É comum ouvir histórias de “pastinhas” que fizeram o site de fulano de tal por R$500, às vezes, até menos. Ou daquele cara que é Bancário, Frentista, Músico e ainda consegue ser “Diretor de Arte”. Nada contra as classes citadas, as respeito muito. O que não respeito é essa falta de senso crítico que predomina hoje em dia.
Para muitos empresários o papel da publicidade ainda não se revelou inteiramente. O velho ditado “A propaganda é a alma do negócio” até hoje não fez sentido. Nota-se, claramente, a intensa procura pela redução de custos. A verba destinada à publicidade fica cada vez menor, e é exatamente aí, que os “pastinhas” entram. Sempre com sorrisos largos, preços irrisórios e apelidos íntimos; acabam ganhando o cliente.

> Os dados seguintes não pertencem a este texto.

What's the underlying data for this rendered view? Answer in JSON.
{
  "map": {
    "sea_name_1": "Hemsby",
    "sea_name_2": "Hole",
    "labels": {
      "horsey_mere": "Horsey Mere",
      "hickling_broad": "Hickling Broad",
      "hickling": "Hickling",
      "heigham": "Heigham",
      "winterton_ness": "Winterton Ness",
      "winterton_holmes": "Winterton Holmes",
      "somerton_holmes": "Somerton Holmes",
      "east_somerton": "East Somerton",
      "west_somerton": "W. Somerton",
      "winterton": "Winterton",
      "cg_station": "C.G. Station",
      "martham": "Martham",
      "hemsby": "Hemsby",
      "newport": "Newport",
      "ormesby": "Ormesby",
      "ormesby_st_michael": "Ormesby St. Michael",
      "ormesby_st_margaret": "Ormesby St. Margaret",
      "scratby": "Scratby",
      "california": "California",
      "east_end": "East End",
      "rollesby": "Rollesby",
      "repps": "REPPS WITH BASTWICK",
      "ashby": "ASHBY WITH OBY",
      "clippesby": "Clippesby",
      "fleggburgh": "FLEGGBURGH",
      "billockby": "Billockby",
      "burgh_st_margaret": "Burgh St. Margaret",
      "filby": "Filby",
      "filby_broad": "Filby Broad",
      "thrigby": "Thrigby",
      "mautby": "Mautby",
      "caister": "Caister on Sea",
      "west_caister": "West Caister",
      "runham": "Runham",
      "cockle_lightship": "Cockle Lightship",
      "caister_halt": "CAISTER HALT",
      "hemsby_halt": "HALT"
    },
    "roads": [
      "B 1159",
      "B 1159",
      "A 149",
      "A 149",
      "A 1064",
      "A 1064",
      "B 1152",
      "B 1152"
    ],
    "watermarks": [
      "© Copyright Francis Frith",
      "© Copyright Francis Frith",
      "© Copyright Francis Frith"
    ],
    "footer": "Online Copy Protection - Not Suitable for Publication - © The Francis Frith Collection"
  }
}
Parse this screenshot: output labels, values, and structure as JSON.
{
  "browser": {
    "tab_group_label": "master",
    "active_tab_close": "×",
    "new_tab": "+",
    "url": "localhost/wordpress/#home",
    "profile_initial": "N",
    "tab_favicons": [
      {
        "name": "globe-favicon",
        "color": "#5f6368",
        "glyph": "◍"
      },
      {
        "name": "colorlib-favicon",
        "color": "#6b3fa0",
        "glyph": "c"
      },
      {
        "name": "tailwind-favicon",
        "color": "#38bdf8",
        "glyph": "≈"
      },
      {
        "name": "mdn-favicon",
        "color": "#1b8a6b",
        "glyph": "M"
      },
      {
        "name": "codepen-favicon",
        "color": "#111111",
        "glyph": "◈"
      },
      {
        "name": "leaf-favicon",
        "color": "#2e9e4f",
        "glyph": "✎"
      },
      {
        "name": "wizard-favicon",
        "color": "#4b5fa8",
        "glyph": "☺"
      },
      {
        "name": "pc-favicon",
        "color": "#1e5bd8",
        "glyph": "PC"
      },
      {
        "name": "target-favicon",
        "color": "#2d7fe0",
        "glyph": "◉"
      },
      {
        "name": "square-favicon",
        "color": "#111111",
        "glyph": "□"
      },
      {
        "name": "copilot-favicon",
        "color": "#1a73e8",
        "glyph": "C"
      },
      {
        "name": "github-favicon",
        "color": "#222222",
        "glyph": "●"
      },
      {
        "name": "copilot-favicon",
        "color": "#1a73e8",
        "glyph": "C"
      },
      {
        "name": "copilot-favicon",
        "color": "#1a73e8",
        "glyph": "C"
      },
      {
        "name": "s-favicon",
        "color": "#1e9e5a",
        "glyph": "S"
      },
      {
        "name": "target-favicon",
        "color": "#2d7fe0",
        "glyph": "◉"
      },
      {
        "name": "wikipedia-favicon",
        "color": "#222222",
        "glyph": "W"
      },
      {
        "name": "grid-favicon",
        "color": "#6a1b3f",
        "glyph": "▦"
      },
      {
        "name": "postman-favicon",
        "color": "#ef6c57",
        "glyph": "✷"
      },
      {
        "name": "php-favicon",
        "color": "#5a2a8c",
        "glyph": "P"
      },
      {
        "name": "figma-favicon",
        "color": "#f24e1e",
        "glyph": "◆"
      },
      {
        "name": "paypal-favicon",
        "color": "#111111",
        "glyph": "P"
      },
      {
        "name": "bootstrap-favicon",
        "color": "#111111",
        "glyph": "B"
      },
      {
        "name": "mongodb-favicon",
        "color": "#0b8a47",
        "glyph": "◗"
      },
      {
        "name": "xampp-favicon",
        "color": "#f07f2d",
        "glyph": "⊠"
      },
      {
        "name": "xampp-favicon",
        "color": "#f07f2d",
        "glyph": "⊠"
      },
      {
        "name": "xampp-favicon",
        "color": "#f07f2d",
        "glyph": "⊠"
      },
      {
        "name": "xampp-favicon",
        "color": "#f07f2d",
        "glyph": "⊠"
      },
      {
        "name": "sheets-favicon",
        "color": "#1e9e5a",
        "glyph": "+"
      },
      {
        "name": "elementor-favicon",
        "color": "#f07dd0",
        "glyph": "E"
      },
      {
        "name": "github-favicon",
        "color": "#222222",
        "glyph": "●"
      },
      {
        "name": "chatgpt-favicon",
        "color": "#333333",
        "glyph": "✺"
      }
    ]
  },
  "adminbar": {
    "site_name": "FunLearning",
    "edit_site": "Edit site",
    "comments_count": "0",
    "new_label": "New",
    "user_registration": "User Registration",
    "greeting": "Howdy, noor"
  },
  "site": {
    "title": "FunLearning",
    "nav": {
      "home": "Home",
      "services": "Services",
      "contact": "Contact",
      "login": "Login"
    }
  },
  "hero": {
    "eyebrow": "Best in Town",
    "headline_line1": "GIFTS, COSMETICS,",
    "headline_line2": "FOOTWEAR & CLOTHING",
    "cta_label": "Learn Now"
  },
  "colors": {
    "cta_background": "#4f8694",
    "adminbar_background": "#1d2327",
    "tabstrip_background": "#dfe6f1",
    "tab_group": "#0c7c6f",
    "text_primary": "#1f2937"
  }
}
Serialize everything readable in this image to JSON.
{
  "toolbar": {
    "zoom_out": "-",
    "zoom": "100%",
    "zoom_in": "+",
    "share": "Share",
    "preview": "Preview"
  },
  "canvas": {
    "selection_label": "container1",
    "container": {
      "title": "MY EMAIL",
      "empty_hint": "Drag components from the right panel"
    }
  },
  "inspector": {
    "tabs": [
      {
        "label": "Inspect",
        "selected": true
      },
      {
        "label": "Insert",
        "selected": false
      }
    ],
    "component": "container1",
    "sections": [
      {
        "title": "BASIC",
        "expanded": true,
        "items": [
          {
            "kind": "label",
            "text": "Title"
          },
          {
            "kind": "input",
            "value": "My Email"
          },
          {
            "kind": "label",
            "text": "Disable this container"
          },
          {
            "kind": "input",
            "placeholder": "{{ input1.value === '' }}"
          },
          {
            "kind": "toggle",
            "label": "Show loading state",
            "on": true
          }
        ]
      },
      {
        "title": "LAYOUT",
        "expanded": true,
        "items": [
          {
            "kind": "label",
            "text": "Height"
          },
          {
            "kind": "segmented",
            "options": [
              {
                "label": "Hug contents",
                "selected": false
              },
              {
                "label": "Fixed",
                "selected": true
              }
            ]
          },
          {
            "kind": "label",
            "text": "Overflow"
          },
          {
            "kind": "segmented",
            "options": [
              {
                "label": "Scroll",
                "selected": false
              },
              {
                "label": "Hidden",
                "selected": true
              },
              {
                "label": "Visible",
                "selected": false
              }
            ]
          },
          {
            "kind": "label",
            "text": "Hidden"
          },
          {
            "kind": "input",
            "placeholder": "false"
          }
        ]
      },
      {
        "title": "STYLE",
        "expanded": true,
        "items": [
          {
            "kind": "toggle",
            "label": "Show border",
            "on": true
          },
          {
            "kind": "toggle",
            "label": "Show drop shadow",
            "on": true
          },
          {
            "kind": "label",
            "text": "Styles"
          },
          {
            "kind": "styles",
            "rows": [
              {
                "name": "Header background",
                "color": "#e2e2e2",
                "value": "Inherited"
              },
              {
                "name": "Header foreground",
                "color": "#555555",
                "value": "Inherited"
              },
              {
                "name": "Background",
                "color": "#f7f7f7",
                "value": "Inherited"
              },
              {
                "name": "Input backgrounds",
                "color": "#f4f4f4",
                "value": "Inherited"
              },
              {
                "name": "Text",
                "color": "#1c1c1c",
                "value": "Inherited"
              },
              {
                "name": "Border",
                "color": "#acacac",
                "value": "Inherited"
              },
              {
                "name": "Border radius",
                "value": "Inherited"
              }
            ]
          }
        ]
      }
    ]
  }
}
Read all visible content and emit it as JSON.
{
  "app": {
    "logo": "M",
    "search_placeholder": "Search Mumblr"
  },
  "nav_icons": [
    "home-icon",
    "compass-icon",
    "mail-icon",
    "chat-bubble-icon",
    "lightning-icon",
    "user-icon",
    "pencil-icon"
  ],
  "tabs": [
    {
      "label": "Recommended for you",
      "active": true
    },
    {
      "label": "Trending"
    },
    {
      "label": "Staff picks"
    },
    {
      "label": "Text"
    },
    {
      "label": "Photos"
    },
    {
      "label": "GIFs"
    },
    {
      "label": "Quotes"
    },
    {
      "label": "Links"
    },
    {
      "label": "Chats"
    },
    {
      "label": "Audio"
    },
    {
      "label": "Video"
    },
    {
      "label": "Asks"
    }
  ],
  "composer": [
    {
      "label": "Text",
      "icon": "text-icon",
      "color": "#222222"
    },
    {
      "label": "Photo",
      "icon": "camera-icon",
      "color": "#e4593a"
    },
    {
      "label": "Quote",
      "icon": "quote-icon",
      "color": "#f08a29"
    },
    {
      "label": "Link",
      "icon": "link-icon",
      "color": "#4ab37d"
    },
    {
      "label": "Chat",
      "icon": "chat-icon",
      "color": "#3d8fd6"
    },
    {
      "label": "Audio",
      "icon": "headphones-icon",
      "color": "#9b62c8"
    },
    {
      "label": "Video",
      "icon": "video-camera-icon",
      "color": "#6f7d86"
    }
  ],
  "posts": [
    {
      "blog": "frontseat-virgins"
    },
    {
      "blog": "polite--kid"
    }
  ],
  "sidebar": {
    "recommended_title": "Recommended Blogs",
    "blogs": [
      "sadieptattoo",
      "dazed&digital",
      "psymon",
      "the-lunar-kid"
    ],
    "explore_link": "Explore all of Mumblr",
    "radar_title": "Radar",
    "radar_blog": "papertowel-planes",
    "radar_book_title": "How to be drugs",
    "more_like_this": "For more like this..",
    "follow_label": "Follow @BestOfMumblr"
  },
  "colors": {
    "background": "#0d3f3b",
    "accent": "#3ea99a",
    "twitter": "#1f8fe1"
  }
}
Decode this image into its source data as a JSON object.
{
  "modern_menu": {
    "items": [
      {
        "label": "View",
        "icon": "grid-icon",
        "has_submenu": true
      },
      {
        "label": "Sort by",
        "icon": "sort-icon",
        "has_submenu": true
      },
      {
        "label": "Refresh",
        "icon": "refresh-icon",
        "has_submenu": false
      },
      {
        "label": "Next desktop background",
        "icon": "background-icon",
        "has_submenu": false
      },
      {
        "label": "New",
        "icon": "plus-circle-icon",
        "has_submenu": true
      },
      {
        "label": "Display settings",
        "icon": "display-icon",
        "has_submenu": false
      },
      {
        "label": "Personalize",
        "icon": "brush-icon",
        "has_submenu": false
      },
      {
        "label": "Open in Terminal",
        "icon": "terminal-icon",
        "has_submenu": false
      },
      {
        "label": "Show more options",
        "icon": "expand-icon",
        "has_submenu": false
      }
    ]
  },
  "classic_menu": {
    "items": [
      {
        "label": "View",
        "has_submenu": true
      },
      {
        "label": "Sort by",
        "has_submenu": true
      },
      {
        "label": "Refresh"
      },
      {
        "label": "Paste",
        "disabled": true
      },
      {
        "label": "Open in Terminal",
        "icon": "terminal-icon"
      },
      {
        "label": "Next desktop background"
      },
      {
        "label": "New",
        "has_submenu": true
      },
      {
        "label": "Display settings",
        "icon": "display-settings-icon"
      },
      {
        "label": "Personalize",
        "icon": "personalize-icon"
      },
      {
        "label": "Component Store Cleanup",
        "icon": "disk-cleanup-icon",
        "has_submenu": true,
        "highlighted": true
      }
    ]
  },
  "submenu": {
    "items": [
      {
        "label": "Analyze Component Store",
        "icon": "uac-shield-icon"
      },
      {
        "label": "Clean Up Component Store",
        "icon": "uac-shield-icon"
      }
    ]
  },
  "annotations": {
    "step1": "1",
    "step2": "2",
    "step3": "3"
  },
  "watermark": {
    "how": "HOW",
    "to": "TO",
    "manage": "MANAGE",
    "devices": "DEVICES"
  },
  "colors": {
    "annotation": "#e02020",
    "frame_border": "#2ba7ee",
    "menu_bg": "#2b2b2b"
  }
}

Talvez seja uma coisa regionalista, e nos grandes centros publicitários (leia-se Rio e SP), isso não ocorra com tanta freqüência. Entretanto, aqui em Vitória, trata-se de uma prática bem comum. As grandes empresas já sacaram a importância da publicidade (talvez por isso sejam grandes) e já delegaram essa função às agências. Porém, as empresas de pequeno e médio porte ainda não descobriram o “caminho das pedras”.
Conseqüências
As conseqüências são bem claras: Sempre os mesmos anúncios (em qualquer mídia), um mercado baseado na filosofia do “quem cobra menos”, desvalorização do Conceito, desvalorização da classe; entre tantas outros males.
Esse câncer que ataca o mercado de hoje é ruim para todos. O público dos últimos anos evoluiu, já tem malícia. As pessoas, hoje, não querem apenas ver o produto, elas querem surpresa, criatividade, inovação. Essa repetição infidável não leva ninguém à nada. O produto não vende, as agências ficam impedidas de crescer e o mercado se estagna. Espero que, com tanta mão-de-obra, haja aí uma seleção natural. Uma imensa peneira que logo separe o joio do trigo, já não agüento mais.